Я принес чистый холст, краски и стал писать Андрейку: полные счастья, синие-синие глаза, лицо, обращенное к небу, в коричневых, почти кирпичного цвета, ладошках — Белан.
Андрейка мужественно позировал, порядком устал, но, когда взглянул на холст, воспрянул:
— Он, Белан! Вылитый…
— Он… Точно он, — негромко протянул кто-то вслед за ним.
Мы оглянулись. В переулке, у забора, стояли двое ребят с велосипедом. Старший — худой и неприветливый с виду, в потрепанной кепчонке, серой ситцевой рубахе, в брюках, подкатанных до колен, и ботинках на босу ногу — был лет четырнадцати. Младший, которому не дал бы и семи, чем-то походил на взъерошенного воробья: светлые волосенки сбились, лицо исписали ручейки пота, майка и штанишки перекошены, чуть держатся. Вроде и непохожие, а без труда угадаешь — братья.
— Точно — он! — повторил и младший.
Андрейка, ничего не понимая, шагнул к забору.
— Ты о ком?
— Голубь наш, — осмелел белобрысый.
— Какой еще голубь?
— Этот, белый.
Андрейка засмеялся.
— А ты не с неба упал?

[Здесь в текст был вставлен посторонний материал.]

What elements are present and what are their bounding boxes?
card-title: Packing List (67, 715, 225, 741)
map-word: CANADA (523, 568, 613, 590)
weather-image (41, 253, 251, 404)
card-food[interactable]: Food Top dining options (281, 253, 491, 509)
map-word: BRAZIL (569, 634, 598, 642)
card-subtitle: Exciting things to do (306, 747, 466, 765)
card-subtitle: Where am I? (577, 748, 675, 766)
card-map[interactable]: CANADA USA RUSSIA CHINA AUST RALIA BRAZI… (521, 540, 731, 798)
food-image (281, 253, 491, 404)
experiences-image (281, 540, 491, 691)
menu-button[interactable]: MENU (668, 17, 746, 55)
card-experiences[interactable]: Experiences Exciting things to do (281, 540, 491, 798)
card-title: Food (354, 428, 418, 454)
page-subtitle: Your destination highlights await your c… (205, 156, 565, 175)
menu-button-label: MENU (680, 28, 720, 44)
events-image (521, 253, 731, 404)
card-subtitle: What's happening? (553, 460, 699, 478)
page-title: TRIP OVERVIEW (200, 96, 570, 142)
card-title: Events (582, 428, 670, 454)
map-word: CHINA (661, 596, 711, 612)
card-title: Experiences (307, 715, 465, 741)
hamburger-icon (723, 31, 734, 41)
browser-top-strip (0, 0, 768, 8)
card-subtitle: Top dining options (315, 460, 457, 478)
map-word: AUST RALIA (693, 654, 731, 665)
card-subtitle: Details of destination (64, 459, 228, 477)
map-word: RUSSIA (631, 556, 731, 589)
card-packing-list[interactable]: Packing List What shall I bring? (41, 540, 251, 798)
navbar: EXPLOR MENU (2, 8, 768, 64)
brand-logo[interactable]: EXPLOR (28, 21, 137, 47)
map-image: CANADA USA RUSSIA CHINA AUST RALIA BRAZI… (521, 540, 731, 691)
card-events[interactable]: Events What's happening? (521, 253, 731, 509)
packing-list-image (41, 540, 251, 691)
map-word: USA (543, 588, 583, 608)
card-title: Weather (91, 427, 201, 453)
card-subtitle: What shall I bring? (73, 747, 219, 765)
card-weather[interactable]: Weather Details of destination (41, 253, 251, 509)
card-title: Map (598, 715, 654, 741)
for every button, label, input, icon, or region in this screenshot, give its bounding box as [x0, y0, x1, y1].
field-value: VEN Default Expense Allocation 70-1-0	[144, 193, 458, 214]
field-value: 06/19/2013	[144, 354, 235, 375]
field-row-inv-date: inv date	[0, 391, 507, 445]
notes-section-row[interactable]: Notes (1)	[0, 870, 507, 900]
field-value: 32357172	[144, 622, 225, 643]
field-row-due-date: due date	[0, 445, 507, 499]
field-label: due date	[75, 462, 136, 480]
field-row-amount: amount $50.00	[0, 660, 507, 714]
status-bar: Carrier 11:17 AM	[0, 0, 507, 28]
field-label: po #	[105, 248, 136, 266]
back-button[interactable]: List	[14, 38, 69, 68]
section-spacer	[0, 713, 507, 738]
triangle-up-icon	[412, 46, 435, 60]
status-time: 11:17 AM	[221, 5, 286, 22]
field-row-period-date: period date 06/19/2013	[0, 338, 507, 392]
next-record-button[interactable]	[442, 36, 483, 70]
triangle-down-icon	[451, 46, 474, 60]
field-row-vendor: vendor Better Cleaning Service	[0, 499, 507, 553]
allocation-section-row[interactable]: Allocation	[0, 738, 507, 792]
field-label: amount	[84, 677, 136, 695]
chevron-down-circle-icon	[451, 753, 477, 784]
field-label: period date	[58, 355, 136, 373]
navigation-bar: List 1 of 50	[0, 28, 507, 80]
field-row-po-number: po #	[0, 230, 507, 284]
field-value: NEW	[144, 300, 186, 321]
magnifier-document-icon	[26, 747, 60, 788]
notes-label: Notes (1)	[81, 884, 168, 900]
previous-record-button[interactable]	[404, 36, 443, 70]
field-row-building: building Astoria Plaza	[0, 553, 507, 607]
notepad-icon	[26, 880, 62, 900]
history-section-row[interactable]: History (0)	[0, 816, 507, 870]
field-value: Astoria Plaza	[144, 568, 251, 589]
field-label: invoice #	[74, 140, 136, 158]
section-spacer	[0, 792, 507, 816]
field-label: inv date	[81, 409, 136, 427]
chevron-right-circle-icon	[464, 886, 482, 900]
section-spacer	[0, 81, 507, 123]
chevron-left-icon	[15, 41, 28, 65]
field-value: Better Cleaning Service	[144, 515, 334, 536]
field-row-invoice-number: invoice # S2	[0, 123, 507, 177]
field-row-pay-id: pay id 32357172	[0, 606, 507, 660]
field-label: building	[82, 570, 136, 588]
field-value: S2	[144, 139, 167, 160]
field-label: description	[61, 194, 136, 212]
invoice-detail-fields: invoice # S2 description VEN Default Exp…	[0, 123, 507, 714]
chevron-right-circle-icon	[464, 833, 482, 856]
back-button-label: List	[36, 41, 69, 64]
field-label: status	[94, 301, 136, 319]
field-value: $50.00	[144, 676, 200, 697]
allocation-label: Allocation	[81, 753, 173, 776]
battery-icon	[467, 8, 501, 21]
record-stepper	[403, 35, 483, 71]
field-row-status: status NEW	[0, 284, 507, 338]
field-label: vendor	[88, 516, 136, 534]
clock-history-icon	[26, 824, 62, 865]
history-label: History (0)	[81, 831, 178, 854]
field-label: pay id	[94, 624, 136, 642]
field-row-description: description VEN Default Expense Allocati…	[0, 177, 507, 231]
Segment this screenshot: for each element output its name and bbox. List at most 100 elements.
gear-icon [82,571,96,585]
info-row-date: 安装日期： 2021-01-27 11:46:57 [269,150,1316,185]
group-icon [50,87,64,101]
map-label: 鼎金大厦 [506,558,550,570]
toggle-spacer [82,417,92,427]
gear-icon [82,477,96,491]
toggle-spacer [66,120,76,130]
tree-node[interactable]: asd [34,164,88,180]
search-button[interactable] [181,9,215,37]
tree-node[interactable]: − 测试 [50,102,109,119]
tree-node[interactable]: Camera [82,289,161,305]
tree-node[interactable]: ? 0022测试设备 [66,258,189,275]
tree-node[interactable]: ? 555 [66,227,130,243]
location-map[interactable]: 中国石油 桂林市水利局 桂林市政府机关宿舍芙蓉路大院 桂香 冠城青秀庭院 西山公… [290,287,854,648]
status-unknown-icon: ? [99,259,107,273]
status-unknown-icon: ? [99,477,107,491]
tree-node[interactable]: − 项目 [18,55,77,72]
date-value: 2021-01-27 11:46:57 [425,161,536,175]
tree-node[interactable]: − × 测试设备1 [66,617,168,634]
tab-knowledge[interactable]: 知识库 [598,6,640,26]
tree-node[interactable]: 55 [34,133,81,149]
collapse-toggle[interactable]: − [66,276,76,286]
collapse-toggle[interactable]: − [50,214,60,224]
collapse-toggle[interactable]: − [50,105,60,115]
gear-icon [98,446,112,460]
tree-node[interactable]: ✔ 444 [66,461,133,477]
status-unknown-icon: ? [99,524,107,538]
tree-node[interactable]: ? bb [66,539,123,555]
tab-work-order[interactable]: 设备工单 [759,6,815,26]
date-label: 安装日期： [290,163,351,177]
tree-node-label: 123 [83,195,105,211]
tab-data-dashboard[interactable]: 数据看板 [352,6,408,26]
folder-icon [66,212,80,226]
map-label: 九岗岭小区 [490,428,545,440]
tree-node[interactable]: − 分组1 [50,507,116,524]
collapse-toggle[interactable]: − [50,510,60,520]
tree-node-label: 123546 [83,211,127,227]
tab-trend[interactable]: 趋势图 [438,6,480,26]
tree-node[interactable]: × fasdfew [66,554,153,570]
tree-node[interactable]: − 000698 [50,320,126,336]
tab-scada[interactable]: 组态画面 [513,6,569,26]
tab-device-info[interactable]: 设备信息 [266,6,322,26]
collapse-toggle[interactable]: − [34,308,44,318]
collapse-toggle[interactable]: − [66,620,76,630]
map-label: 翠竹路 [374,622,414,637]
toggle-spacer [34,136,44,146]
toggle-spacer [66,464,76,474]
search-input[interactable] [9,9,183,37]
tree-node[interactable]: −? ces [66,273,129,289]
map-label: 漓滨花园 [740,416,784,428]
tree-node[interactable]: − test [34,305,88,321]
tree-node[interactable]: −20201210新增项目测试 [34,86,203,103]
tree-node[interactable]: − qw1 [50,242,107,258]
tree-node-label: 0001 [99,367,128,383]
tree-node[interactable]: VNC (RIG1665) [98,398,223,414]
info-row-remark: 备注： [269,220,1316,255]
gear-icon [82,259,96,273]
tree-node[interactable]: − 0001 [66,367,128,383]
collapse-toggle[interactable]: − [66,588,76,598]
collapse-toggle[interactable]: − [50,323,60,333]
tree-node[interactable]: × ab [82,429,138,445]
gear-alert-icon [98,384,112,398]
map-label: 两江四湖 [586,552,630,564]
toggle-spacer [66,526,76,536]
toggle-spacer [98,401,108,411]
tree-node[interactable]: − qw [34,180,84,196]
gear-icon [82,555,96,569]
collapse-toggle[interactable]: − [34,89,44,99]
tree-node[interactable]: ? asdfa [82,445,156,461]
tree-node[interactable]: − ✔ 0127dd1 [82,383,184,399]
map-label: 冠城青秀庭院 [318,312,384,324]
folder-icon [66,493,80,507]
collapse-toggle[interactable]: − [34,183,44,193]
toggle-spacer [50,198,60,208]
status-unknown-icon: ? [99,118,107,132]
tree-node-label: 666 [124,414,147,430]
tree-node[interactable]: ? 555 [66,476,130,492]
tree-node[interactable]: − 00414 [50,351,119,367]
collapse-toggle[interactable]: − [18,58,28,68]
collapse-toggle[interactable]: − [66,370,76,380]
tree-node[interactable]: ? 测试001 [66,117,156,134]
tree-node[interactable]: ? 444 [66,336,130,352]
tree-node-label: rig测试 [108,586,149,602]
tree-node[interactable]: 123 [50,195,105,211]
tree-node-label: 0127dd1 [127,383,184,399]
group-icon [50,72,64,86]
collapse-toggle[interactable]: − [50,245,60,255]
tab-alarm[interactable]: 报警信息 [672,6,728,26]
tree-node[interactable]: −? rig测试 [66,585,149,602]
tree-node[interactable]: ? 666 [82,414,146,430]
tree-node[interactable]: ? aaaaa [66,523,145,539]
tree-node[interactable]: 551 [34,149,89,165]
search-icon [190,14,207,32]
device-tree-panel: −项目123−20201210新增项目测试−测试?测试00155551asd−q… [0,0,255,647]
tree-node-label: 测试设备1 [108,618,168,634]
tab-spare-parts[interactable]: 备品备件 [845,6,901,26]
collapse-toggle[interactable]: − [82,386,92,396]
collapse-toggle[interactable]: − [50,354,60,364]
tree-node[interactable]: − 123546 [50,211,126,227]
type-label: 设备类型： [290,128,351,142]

Да этот же мой старик, Белан. Весь поселок его знает… Гляди.
Он поманил Белана, подбросил его — тот снова сел на руку.
— Видал? То-то!
Ребята молчали, не зная, как дальше вести переговоры.
— Он у нас жил, — опять начал младший. — Весной, когда сильно мело, прибился. А теперь ушел…
Посерьезнел Андрейка. После долгого молчания твердо сказал:
— Нет, братишки, Белана не отдам. Может, он и жил у вас, да теперь на базу вернулся. Топайте. Не отдам!